For general path formulas p and q, E(p∧q) is not equivalent to Ep∧Eq. For example, if p=Fa and q=Fb, then E(Fa∧Fb) means that we have to have one path where a holds at some time ta and b holds at some time tb. However, EFa∧EFb means that we have a path where a holds at some time ta, and we have to have a path where b holds at some time tb. The two paths in the latter case may however be two different paths which is not allowed in the former case.

If q is a state formula, however, then it holds on a path iff it holds on the first state of the path. This first state is the same first state for all paths leaving the state. Hence, we have E(p∧q) in some state s if there is path leaving where p∧q holds on that path and that means that p holds on that path and q holds in s.
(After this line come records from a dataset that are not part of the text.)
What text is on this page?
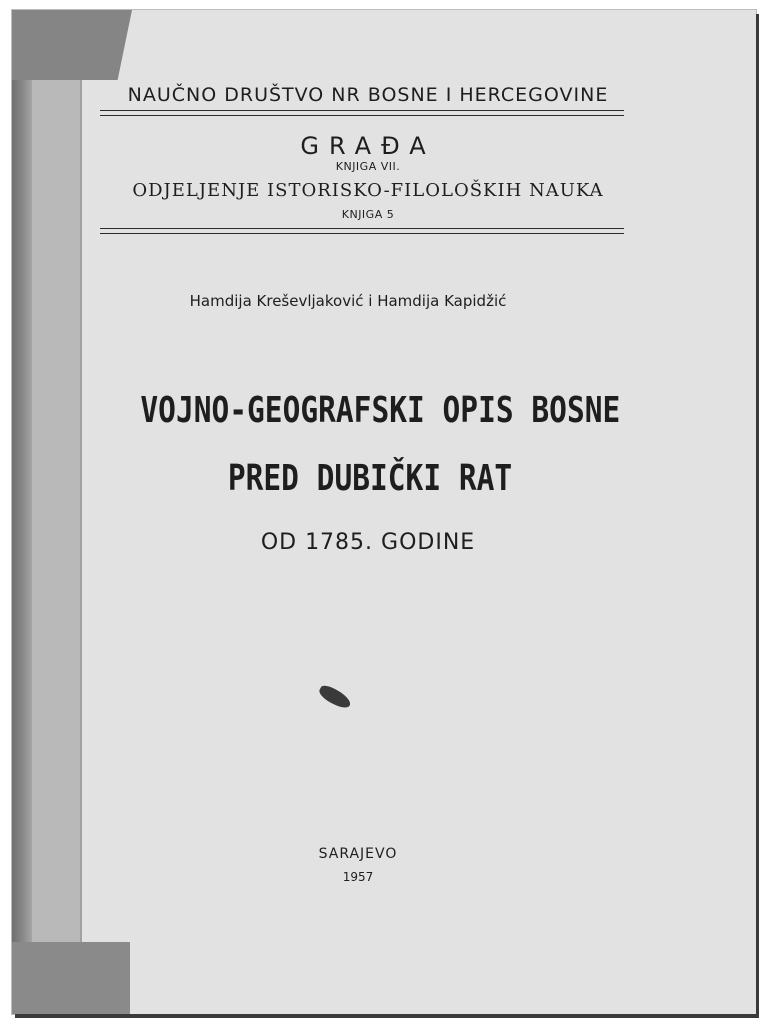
NAUČNO DRUŠTVO NR BOSNE I HERCEGOVINE
GRAĐA
KNJIGA VII.
ODJELJENJE ISTORISKO-FILOLOŠKIH NAUKA
KNJIGA 5
Hamdija Kreševljaković i Hamdija Kapidžić
VOJNO-GEOGRAFSKI OPIS BOSNE
PRED DUBIČKI RAT
OD 1785. GODINE
SARAJEVO
1957
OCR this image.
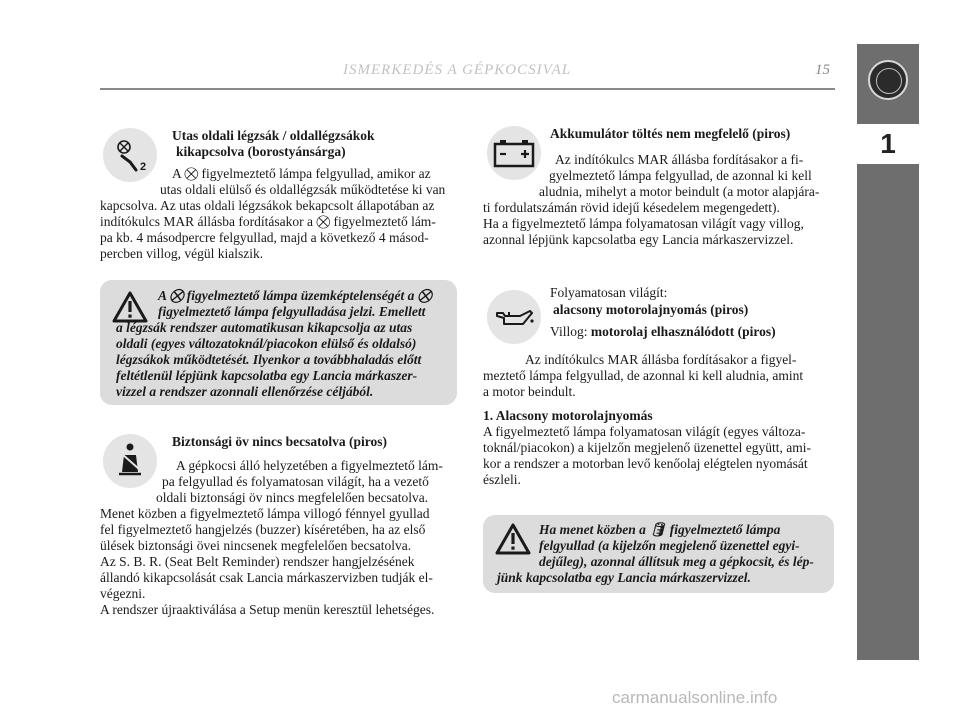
ISMERKEDÉS A GÉPKOCSIVAL	15
1
2
Utas oldali légzsák / oldallégzsákok
kikapcsolva (borostyánsárga)
A ⛒ figyelmeztető lámpa felgyullad, amikor az
utas oldali elülső és oldallégzsák működtetése ki van
kapcsolva. Az utas oldali légzsákok bekapcsolt állapotában az
indítókulcs MAR állásba fordításakor a ⛒ figyelmeztető lám-
pa kb. 4 másodpercre felgyullad, majd a következő 4 másod-
percben villog, végül kialszik.
A ⛒ figyelmeztető lámpa üzemképtelenségét a ⛒
figyelmeztető lámpa felgyulladása jelzi. Emellett
a légzsák rendszer automatikusan kikapcsolja az utas
oldali (egyes változatoknál/piacokon elülső és oldalsó)
légzsákok működtetését. Ilyenkor a továbbhaladás előtt
feltétlenül lépjünk kapcsolatba egy Lancia márkaszer-
vizzel a rendszer azonnali ellenőrzése céljából.
Biztonsági öv nincs becsatolva (piros)
A gépkocsi álló helyzetében a figyelmeztető lám-
pa felgyullad és folyamatosan világít, ha a vezető
oldali biztonsági öv nincs megfelelően becsatolva.
Menet közben a figyelmeztető lámpa villogó fénnyel gyullad
fel figyelmeztető hangjelzés (buzzer) kíséretében, ha az első
ülések biztonsági övei nincsenek megfelelően becsatolva.
Az S. B. R. (Seat Belt Reminder) rendszer hangjelzésének
állandó kikapcsolását csak Lancia márkaszervizben tudják el-
végezni.
A rendszer újraaktiválása a Setup menün keresztül lehetséges.
Akkumulátor töltés nem megfelelő (piros)
Az indítókulcs MAR állásba fordításakor a fi-
gyelmeztető lámpa felgyullad, de azonnal ki kell
aludnia, mihelyt a motor beindult (a motor alapjára-
ti fordulatszámán rövid idejű késedelem megengedett).
Ha a figyelmeztető lámpa folyamatosan világít vagy villog,
azonnal lépjünk kapcsolatba egy Lancia márkaszervizzel.
Folyamatosan világít:
alacsony motorolajnyomás (piros)
Villog: motorolaj elhasználódott (piros)
Az indítókulcs MAR állásba fordításakor a figyel-
meztető lámpa felgyullad, de azonnal ki kell aludnia, amint
a motor beindult.
1. Alacsony motorolajnyomás
A figyelmeztető lámpa folyamatosan világít (egyes változa-
toknál/piacokon) a kijelzőn megjelenő üzenettel együtt, ami-
kor a rendszer a motorban levő kenőolaj elégtelen nyomását
észleli.
Ha menet közben a 🛢 figyelmeztető lámpa
felgyullad (a kijelzőn megjelenő üzenettel egyi-
dejűleg), azonnal állítsuk meg a gépkocsit, és lép-
jünk kapcsolatba egy Lancia márkaszervizzel.
carmanualsonline.info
That is the same as (Ep)∧q and therefore E(p∧q) is equivalent in this case to (Ep)∧q.

Analogously, A(p∨q) is equivalent in this case to (Ap)∨q if q is a state formula.

Concerning your above transformation, the following are equivalent

- A!F(!E[1 WU a] & Fa)
- AG(E[1 WU a] | !Fa)
- AGA(E[1 WU a] | !Fa)
- AG(E[1 WU a] | A!Fa) (note here that E[1 WU a] is a state formula)